Upon inspection of Fig. 3, we again see that the performance of the MM algorithm over the EM decreases due to increases in D, G, and N, again with D decreasing this gain more severely than the other two variables. Thus, we recognize that although there is a decrease in computational gains as the tested variables increase, there is a good case for the MM algorithm to be used instead of the EM when D is relatively small.

5.3 Numerical simulation S3

Following the design of S1, we simulated 100 samples from the \(D=2\), \(G=2\), and \(N=15,16,17\) cases. For each sample of each of the three cases, we perform ML estimation using the MM algorithm on all 24 possible permutations of the four variables. The computation time and the log-likelihood value of each permutation is then recorded, and a mean, range and relative range (as a ratio to the absolute value of the mean) is then computed over the 24 permutations, for both the computation time and the log-likelihood value. The average mean values, ranges and relative ranges over the 100 samples for all three scenarios are presented in Table 3.

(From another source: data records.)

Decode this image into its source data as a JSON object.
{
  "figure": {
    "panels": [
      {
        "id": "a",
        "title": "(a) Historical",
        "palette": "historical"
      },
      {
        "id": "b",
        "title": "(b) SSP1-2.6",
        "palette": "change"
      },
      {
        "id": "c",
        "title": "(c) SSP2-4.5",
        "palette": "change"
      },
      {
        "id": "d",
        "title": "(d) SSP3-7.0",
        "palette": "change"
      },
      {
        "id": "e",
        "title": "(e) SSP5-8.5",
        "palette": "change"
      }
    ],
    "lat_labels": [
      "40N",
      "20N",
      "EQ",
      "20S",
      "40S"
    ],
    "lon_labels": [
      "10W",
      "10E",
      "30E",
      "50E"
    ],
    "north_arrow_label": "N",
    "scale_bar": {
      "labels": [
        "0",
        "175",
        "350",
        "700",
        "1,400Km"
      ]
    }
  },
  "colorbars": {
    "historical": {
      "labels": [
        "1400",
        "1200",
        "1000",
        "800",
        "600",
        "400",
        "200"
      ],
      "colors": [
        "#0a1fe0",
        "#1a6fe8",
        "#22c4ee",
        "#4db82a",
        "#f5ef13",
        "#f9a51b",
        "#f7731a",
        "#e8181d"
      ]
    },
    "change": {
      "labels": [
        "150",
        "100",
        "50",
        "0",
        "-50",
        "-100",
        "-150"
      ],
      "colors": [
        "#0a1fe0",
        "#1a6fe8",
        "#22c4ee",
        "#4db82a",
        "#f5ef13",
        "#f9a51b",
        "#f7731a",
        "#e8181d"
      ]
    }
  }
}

Table 3 Results of numerical simulation S3 for assessing the effects of variable ordering

Upon inspection of Table 3, we notice that the range of computation times across the three scenarios can be 40 to 50 % of the average computational times. Thus, selecting an advantageous permutation of the variables can lead to significant improvements in algorithm performance. Unfortunately, the most advantageous permutation was not predictable in our simulations, and even in the \(D=2\) case with four variables, the number of permutations can be very large. Fortunately, the range of log-likelihood values is only two to three percent of that of the mean log-likelihood values in each scenario. As such, there appears to be little variation of the optimal outcome, once the algorithm has converged. This implies that regardless of performance, the algorithm is converging as expected according to Theorem 3.

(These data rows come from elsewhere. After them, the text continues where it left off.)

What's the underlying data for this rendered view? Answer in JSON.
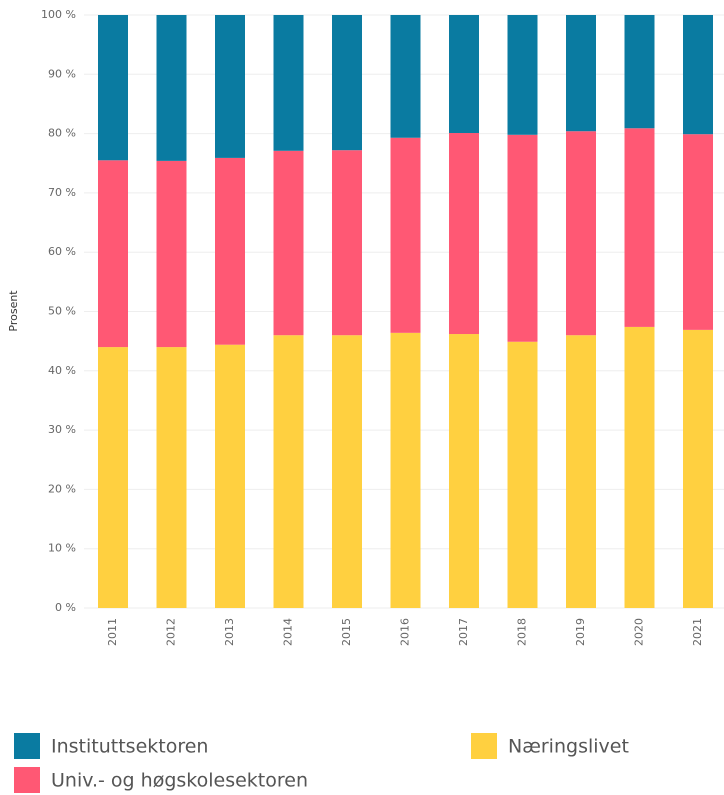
{
  "chart_data": {
    "type": "stacked_bar",
    "y_label": "Prosent",
    "categories": [
      "2011",
      "2012",
      "2013",
      "2014",
      "2015",
      "2016",
      "2017",
      "2018",
      "2019",
      "2020",
      "2021"
    ],
    "series": [
      {
        "name": "Næringslivet",
        "color": "#ffd040",
        "values": [
          44.0,
          44.0,
          44.4,
          46.0,
          46.0,
          46.4,
          46.2,
          44.9,
          46.0,
          47.4,
          46.9
        ]
      },
      {
        "name": "Univ.- og høgskolesektoren",
        "color": "#ff5874",
        "values": [
          31.5,
          31.4,
          31.5,
          31.1,
          31.2,
          32.9,
          33.9,
          34.9,
          34.4,
          33.5,
          33.0
        ]
      },
      {
        "name": "Instituttsektoren",
        "color": "#0a7ba1",
        "values": [
          24.5,
          24.6,
          24.1,
          22.9,
          22.8,
          20.7,
          19.9,
          20.2,
          19.6,
          19.1,
          20.1
        ]
      }
    ],
    "ylim": [
      0,
      100
    ],
    "yticks": [
      {
        "value": 0,
        "label": "0 %"
      },
      {
        "value": 10,
        "label": "10 %"
      },
      {
        "value": 20,
        "label": "20 %"
      },
      {
        "value": 30,
        "label": "30 %"
      },
      {
        "value": 40,
        "label": "40 %"
      },
      {
        "value": 50,
        "label": "50 %"
      },
      {
        "value": 60,
        "label": "60 %"
      },
      {
        "value": 70,
        "label": "70 %"
      },
      {
        "value": 80,
        "label": "80 %"
      },
      {
        "value": 90,
        "label": "90 %"
      },
      {
        "value": 100,
        "label": "100 %"
      }
    ],
    "grid": true
  }
}
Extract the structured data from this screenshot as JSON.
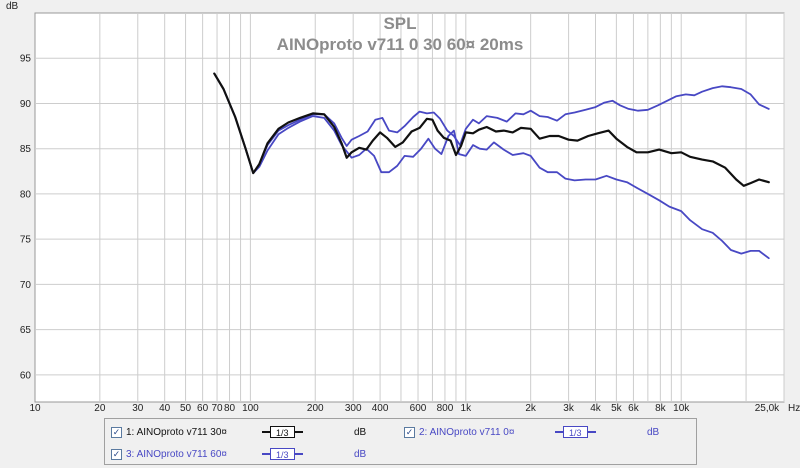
{
  "chart_data": {
    "type": "line",
    "title": "SPL",
    "subtitle": "AINOproto v711 0 30 60¤ 20ms",
    "ylabel": "dB",
    "xunit": "Hz",
    "x_scale": "log",
    "xlim": [
      10,
      30000
    ],
    "ylim": [
      57,
      100
    ],
    "grid": true,
    "y_ticks": [
      60,
      65,
      70,
      75,
      80,
      85,
      90,
      95
    ],
    "x_ticks": [
      {
        "v": 10,
        "label": "10"
      },
      {
        "v": 20,
        "label": "20"
      },
      {
        "v": 30,
        "label": "30"
      },
      {
        "v": 40,
        "label": "40"
      },
      {
        "v": 50,
        "label": "50"
      },
      {
        "v": 60,
        "label": "60"
      },
      {
        "v": 70,
        "label": "70"
      },
      {
        "v": 80,
        "label": "80"
      },
      {
        "v": 100,
        "label": "100"
      },
      {
        "v": 200,
        "label": "200"
      },
      {
        "v": 300,
        "label": "300"
      },
      {
        "v": 400,
        "label": "400"
      },
      {
        "v": 600,
        "label": "600"
      },
      {
        "v": 800,
        "label": "800"
      },
      {
        "v": 1000,
        "label": "1k"
      },
      {
        "v": 2000,
        "label": "2k"
      },
      {
        "v": 3000,
        "label": "3k"
      },
      {
        "v": 4000,
        "label": "4k"
      },
      {
        "v": 5000,
        "label": "5k"
      },
      {
        "v": 6000,
        "label": "6k"
      },
      {
        "v": 8000,
        "label": "8k"
      },
      {
        "v": 10000,
        "label": "10k"
      },
      {
        "v": 25000,
        "label": "25,0k"
      }
    ],
    "series": [
      {
        "name": "1: AINOproto v711 30¤",
        "color": "#111111",
        "points": [
          [
            68,
            93.3
          ],
          [
            75,
            91.6
          ],
          [
            85,
            88.5
          ],
          [
            95,
            85.0
          ],
          [
            103,
            82.3
          ],
          [
            110,
            83.3
          ],
          [
            120,
            85.6
          ],
          [
            135,
            87.2
          ],
          [
            150,
            87.9
          ],
          [
            170,
            88.4
          ],
          [
            195,
            88.9
          ],
          [
            220,
            88.8
          ],
          [
            245,
            87.4
          ],
          [
            265,
            85.6
          ],
          [
            280,
            84.0
          ],
          [
            295,
            84.6
          ],
          [
            320,
            85.1
          ],
          [
            345,
            84.9
          ],
          [
            370,
            85.9
          ],
          [
            400,
            86.8
          ],
          [
            430,
            86.2
          ],
          [
            470,
            85.2
          ],
          [
            510,
            85.7
          ],
          [
            560,
            86.9
          ],
          [
            610,
            87.3
          ],
          [
            660,
            88.3
          ],
          [
            700,
            88.2
          ],
          [
            740,
            87.0
          ],
          [
            790,
            86.2
          ],
          [
            850,
            85.9
          ],
          [
            900,
            84.3
          ],
          [
            950,
            85.3
          ],
          [
            1000,
            86.8
          ],
          [
            1080,
            86.7
          ],
          [
            1150,
            87.1
          ],
          [
            1250,
            87.4
          ],
          [
            1380,
            86.9
          ],
          [
            1500,
            87.0
          ],
          [
            1650,
            86.8
          ],
          [
            1800,
            87.3
          ],
          [
            2000,
            87.2
          ],
          [
            2200,
            86.1
          ],
          [
            2450,
            86.4
          ],
          [
            2700,
            86.4
          ],
          [
            3000,
            86.0
          ],
          [
            3300,
            85.9
          ],
          [
            3700,
            86.4
          ],
          [
            4100,
            86.7
          ],
          [
            4600,
            87.0
          ],
          [
            5000,
            86.1
          ],
          [
            5600,
            85.2
          ],
          [
            6200,
            84.6
          ],
          [
            7000,
            84.6
          ],
          [
            7900,
            84.9
          ],
          [
            9000,
            84.5
          ],
          [
            10000,
            84.6
          ],
          [
            11000,
            84.1
          ],
          [
            12500,
            83.8
          ],
          [
            14000,
            83.6
          ],
          [
            16000,
            82.9
          ],
          [
            18000,
            81.6
          ],
          [
            19500,
            80.9
          ],
          [
            21000,
            81.2
          ],
          [
            23000,
            81.6
          ],
          [
            25500,
            81.3
          ]
        ]
      },
      {
        "name": "2: AINOproto v711 0¤",
        "color": "#4848c4",
        "points": [
          [
            68,
            93.3
          ],
          [
            75,
            91.6
          ],
          [
            85,
            88.5
          ],
          [
            95,
            85.0
          ],
          [
            103,
            82.3
          ],
          [
            110,
            83.3
          ],
          [
            120,
            85.4
          ],
          [
            135,
            87.0
          ],
          [
            150,
            87.6
          ],
          [
            170,
            88.2
          ],
          [
            195,
            88.8
          ],
          [
            220,
            88.8
          ],
          [
            245,
            87.8
          ],
          [
            265,
            86.2
          ],
          [
            280,
            85.3
          ],
          [
            295,
            86.0
          ],
          [
            320,
            86.4
          ],
          [
            350,
            86.9
          ],
          [
            380,
            88.2
          ],
          [
            410,
            88.4
          ],
          [
            440,
            87.0
          ],
          [
            480,
            86.8
          ],
          [
            520,
            87.5
          ],
          [
            570,
            88.5
          ],
          [
            610,
            89.1
          ],
          [
            660,
            88.9
          ],
          [
            710,
            89.0
          ],
          [
            760,
            88.3
          ],
          [
            820,
            87.0
          ],
          [
            880,
            86.4
          ],
          [
            940,
            85.4
          ],
          [
            1000,
            87.2
          ],
          [
            1080,
            88.2
          ],
          [
            1150,
            87.8
          ],
          [
            1250,
            88.6
          ],
          [
            1400,
            88.4
          ],
          [
            1550,
            88.0
          ],
          [
            1700,
            88.9
          ],
          [
            1850,
            88.8
          ],
          [
            2000,
            89.2
          ],
          [
            2200,
            88.6
          ],
          [
            2400,
            88.5
          ],
          [
            2650,
            88.1
          ],
          [
            2900,
            88.8
          ],
          [
            3200,
            89.0
          ],
          [
            3600,
            89.3
          ],
          [
            4000,
            89.6
          ],
          [
            4400,
            90.1
          ],
          [
            4800,
            90.3
          ],
          [
            5200,
            89.8
          ],
          [
            5700,
            89.4
          ],
          [
            6300,
            89.2
          ],
          [
            7000,
            89.3
          ],
          [
            7800,
            89.8
          ],
          [
            8600,
            90.3
          ],
          [
            9500,
            90.8
          ],
          [
            10500,
            91.0
          ],
          [
            11500,
            90.9
          ],
          [
            12500,
            91.3
          ],
          [
            14000,
            91.7
          ],
          [
            15500,
            91.9
          ],
          [
            17000,
            91.8
          ],
          [
            19000,
            91.6
          ],
          [
            21000,
            91.0
          ],
          [
            23000,
            89.9
          ],
          [
            25500,
            89.4
          ]
        ]
      },
      {
        "name": "3: AINOproto v711 60¤",
        "color": "#4848c4",
        "points": [
          [
            68,
            93.3
          ],
          [
            75,
            91.6
          ],
          [
            85,
            88.5
          ],
          [
            95,
            85.0
          ],
          [
            103,
            82.3
          ],
          [
            110,
            83.0
          ],
          [
            120,
            84.8
          ],
          [
            135,
            86.6
          ],
          [
            150,
            87.3
          ],
          [
            170,
            88.0
          ],
          [
            195,
            88.6
          ],
          [
            220,
            88.4
          ],
          [
            245,
            87.0
          ],
          [
            265,
            85.4
          ],
          [
            280,
            84.7
          ],
          [
            295,
            84.0
          ],
          [
            320,
            84.3
          ],
          [
            345,
            85.0
          ],
          [
            375,
            84.2
          ],
          [
            405,
            82.4
          ],
          [
            440,
            82.4
          ],
          [
            480,
            83.1
          ],
          [
            520,
            84.2
          ],
          [
            570,
            84.1
          ],
          [
            620,
            85.0
          ],
          [
            670,
            86.1
          ],
          [
            720,
            85.0
          ],
          [
            770,
            84.4
          ],
          [
            830,
            86.4
          ],
          [
            880,
            87.0
          ],
          [
            930,
            84.4
          ],
          [
            1000,
            84.2
          ],
          [
            1080,
            85.4
          ],
          [
            1160,
            85.0
          ],
          [
            1250,
            84.9
          ],
          [
            1350,
            85.7
          ],
          [
            1500,
            84.9
          ],
          [
            1650,
            84.3
          ],
          [
            1850,
            84.5
          ],
          [
            2000,
            84.2
          ],
          [
            2200,
            82.9
          ],
          [
            2400,
            82.4
          ],
          [
            2650,
            82.4
          ],
          [
            2900,
            81.7
          ],
          [
            3200,
            81.5
          ],
          [
            3600,
            81.6
          ],
          [
            4000,
            81.6
          ],
          [
            4500,
            82.0
          ],
          [
            5000,
            81.6
          ],
          [
            5600,
            81.3
          ],
          [
            6300,
            80.6
          ],
          [
            7000,
            80.0
          ],
          [
            7900,
            79.3
          ],
          [
            8800,
            78.6
          ],
          [
            10000,
            78.1
          ],
          [
            11000,
            77.1
          ],
          [
            12500,
            76.1
          ],
          [
            14000,
            75.7
          ],
          [
            15500,
            74.8
          ],
          [
            17000,
            73.8
          ],
          [
            19000,
            73.4
          ],
          [
            21000,
            73.7
          ],
          [
            23000,
            73.7
          ],
          [
            25500,
            72.9
          ]
        ]
      }
    ]
  },
  "legend": {
    "items": [
      {
        "checked": "✓",
        "label": "1: AINOproto v711 30¤",
        "smoothing": "1/3",
        "unit": "dB"
      },
      {
        "checked": "✓",
        "label": "2: AINOproto v711 0¤",
        "smoothing": "1/3",
        "unit": "dB"
      },
      {
        "checked": "✓",
        "label": "3: AINOproto v711 60¤",
        "smoothing": "1/3",
        "unit": "dB"
      }
    ]
  }
}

We finally note that the results from all three numerical simulation studies are dependent on the specific performances of the subroutines, algorithms, and hardware. Thus, the results may vary when conducting performance tests under different settings. As such, we believe that this simulation study serves to demonstrate the potential computational performance in R, rather than the performance in all settings.

6 Conclusions

In this article, we introduced the LRC of the GMM, and show that there is a mapping between the LRC parameters and the natural parameters of a GMM. Using the LRC, we devised an MM algorithm for ML estimation, which does not depend on matrix operations. We then proved that the MM algorithm monotonically increases the log-likelihood in ML estimation, and that the sequence of estimators obtained from the algorithm is convergent to a stationary point of the log-likelihood function, under regularity conditions. Through simulations, we were able to demonstrate that the computational speed of the MM algorithm for the LRC parameter estimates was faster than the traditional EM algorithm for estimating GMMs in some large data situations, when both algorithms are implemented in the R programming environment. We also show that although the ordering of the variables may have a significant effect on the computational times of the MM algorithm, there appears to be little effect on the ability of the algorithm to converge to an appropriate limit point.

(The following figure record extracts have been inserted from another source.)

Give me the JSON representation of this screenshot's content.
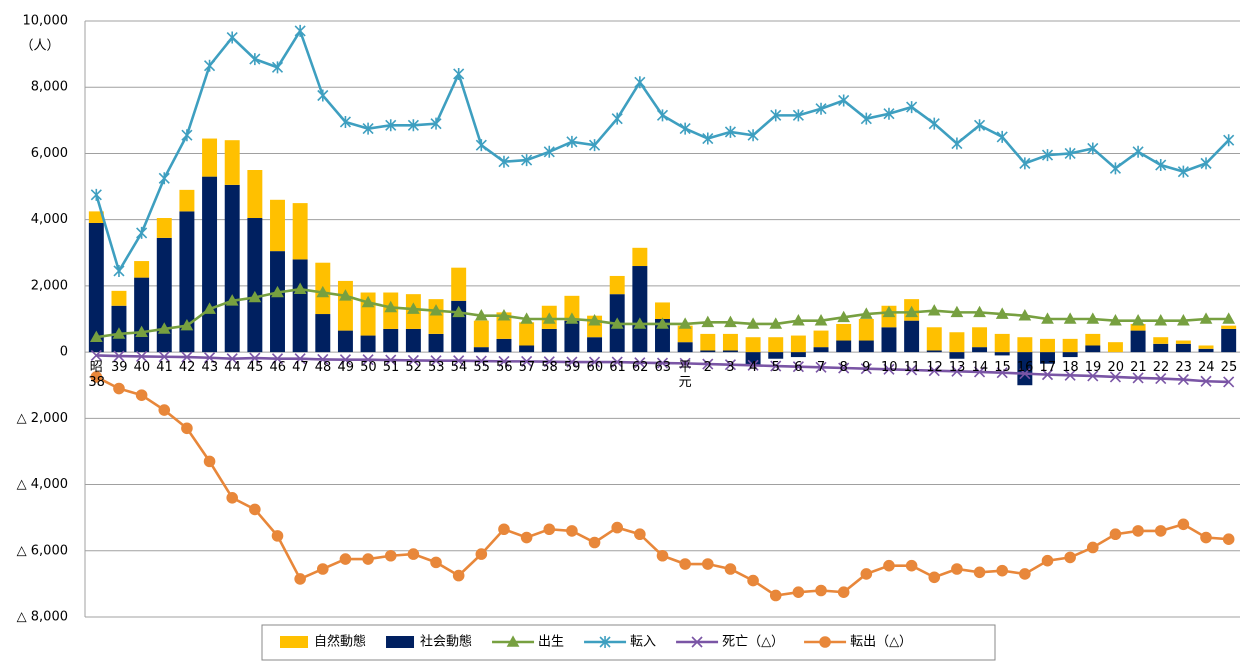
{
  "chart_data": {
    "type": "combo",
    "annotation": "（人）",
    "categories": [
      "昭38",
      "39",
      "40",
      "41",
      "42",
      "43",
      "44",
      "45",
      "46",
      "47",
      "48",
      "49",
      "50",
      "51",
      "52",
      "53",
      "54",
      "55",
      "56",
      "57",
      "58",
      "59",
      "60",
      "61",
      "62",
      "63",
      "平元",
      "2",
      "3",
      "4",
      "5",
      "6",
      "7",
      "8",
      "9",
      "10",
      "11",
      "12",
      "13",
      "14",
      "15",
      "16",
      "17",
      "18",
      "19",
      "20",
      "21",
      "22",
      "23",
      "24",
      "25"
    ],
    "ylim": [
      -8000,
      10000
    ],
    "yticks": [
      {
        "value": -8000,
        "label": "△ 8,000"
      },
      {
        "value": -6000,
        "label": "△ 6,000"
      },
      {
        "value": -4000,
        "label": "△ 4,000"
      },
      {
        "value": -2000,
        "label": "△ 2,000"
      },
      0,
      {
        "value": 2000,
        "label": "2,000"
      },
      {
        "value": 4000,
        "label": "4,000"
      },
      {
        "value": 6000,
        "label": "6,000"
      },
      {
        "value": 8000,
        "label": "8,000"
      },
      {
        "value": 10000,
        "label": "10,000"
      }
    ],
    "grid": true,
    "legend": "bottom",
    "series": [
      {
        "name": "自然動態",
        "type": "bar",
        "color": "#ffc000",
        "values": [
          350,
          450,
          500,
          600,
          650,
          1150,
          1350,
          1450,
          1550,
          1700,
          1550,
          1500,
          1300,
          1100,
          1050,
          1050,
          1000,
          800,
          800,
          700,
          700,
          750,
          650,
          550,
          550,
          500,
          500,
          500,
          500,
          450,
          450,
          500,
          500,
          500,
          650,
          650,
          650,
          700,
          600,
          600,
          550,
          450,
          400,
          400,
          350,
          300,
          200,
          200,
          100,
          100,
          100
        ]
      },
      {
        "name": "社会動態",
        "type": "bar",
        "color": "#002060",
        "values": [
          3900,
          1400,
          2250,
          3450,
          4250,
          5300,
          5050,
          4050,
          3050,
          2800,
          1150,
          650,
          500,
          700,
          700,
          550,
          1550,
          150,
          400,
          200,
          700,
          950,
          450,
          1750,
          2600,
          1000,
          300,
          50,
          50,
          -400,
          -200,
          -150,
          150,
          350,
          350,
          750,
          950,
          50,
          -200,
          150,
          -100,
          -1000,
          -350,
          -150,
          200,
          0,
          650,
          250,
          250,
          100,
          700
        ]
      },
      {
        "name": "出生",
        "type": "line",
        "marker": "triangle",
        "color": "#77a040",
        "values": [
          450,
          550,
          600,
          700,
          800,
          1300,
          1550,
          1650,
          1800,
          1900,
          1800,
          1700,
          1500,
          1350,
          1300,
          1250,
          1200,
          1100,
          1100,
          1000,
          1000,
          1000,
          950,
          850,
          850,
          850,
          850,
          900,
          900,
          850,
          850,
          950,
          950,
          1050,
          1150,
          1200,
          1200,
          1250,
          1200,
          1200,
          1150,
          1100,
          1000,
          1000,
          1000,
          950,
          950,
          950,
          950,
          1000,
          1000
        ]
      },
      {
        "name": "転入",
        "type": "line",
        "marker": "asterisk",
        "color": "#3e9fc0",
        "values": [
          4750,
          2450,
          3600,
          5250,
          6550,
          8650,
          9500,
          8850,
          8600,
          9700,
          7750,
          6950,
          6750,
          6850,
          6850,
          6900,
          8400,
          6250,
          5750,
          5800,
          6050,
          6350,
          6250,
          7050,
          8150,
          7150,
          6750,
          6450,
          6650,
          6550,
          7150,
          7150,
          7350,
          7600,
          7050,
          7200,
          7400,
          6900,
          6300,
          6850,
          6500,
          5700,
          5950,
          6000,
          6150,
          5550,
          6050,
          5650,
          5450,
          5700,
          6400
        ]
      },
      {
        "name": "死亡（△）",
        "type": "line",
        "marker": "x",
        "color": "#7a55a5",
        "values": [
          -100,
          -120,
          -130,
          -140,
          -150,
          -170,
          -200,
          -180,
          -200,
          -200,
          -220,
          -230,
          -230,
          -240,
          -250,
          -260,
          -260,
          -270,
          -280,
          -280,
          -290,
          -300,
          -300,
          -300,
          -320,
          -330,
          -340,
          -360,
          -380,
          -400,
          -420,
          -440,
          -460,
          -480,
          -500,
          -520,
          -540,
          -560,
          -580,
          -600,
          -620,
          -650,
          -680,
          -700,
          -720,
          -750,
          -780,
          -800,
          -830,
          -880,
          -900
        ]
      },
      {
        "name": "転出（△）",
        "type": "line",
        "marker": "circle",
        "color": "#e8873a",
        "values": [
          -750,
          -1100,
          -1300,
          -1750,
          -2300,
          -3300,
          -4400,
          -4750,
          -5550,
          -6850,
          -6550,
          -6250,
          -6250,
          -6150,
          -6100,
          -6350,
          -6750,
          -6100,
          -5350,
          -5600,
          -5350,
          -5400,
          -5750,
          -5300,
          -5500,
          -6150,
          -6400,
          -6400,
          -6550,
          -6900,
          -7350,
          -7250,
          -7200,
          -7250,
          -6700,
          -6450,
          -6450,
          -6800,
          -6550,
          -6650,
          -6600,
          -6700,
          -6300,
          -6200,
          -5900,
          -5500,
          -5400,
          -5400,
          -5200,
          -5600,
          -5650
        ]
      }
    ]
  }
}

We also proved that the ML estimators of the LRC parameters, like those of the natural parameters, are also consistent and asymptotically normal. This allows for asymptotically valid statistical inference, such as using the LRC of the GMM for clustering data. Furthermore, we showed that the LRC allows for a simple method for handling singularities in the ML estimation of GMM parameters.

To the best of our knowledge, we are the first to apply the LRC for constructing a matrix operation-free algorithm for estimating GMMs. In the future, we hope to extend our matrix operation-free approach to the ML estimation of mixtures of \(t\hbox {-distributions}\), as well as skew variants of the GMM.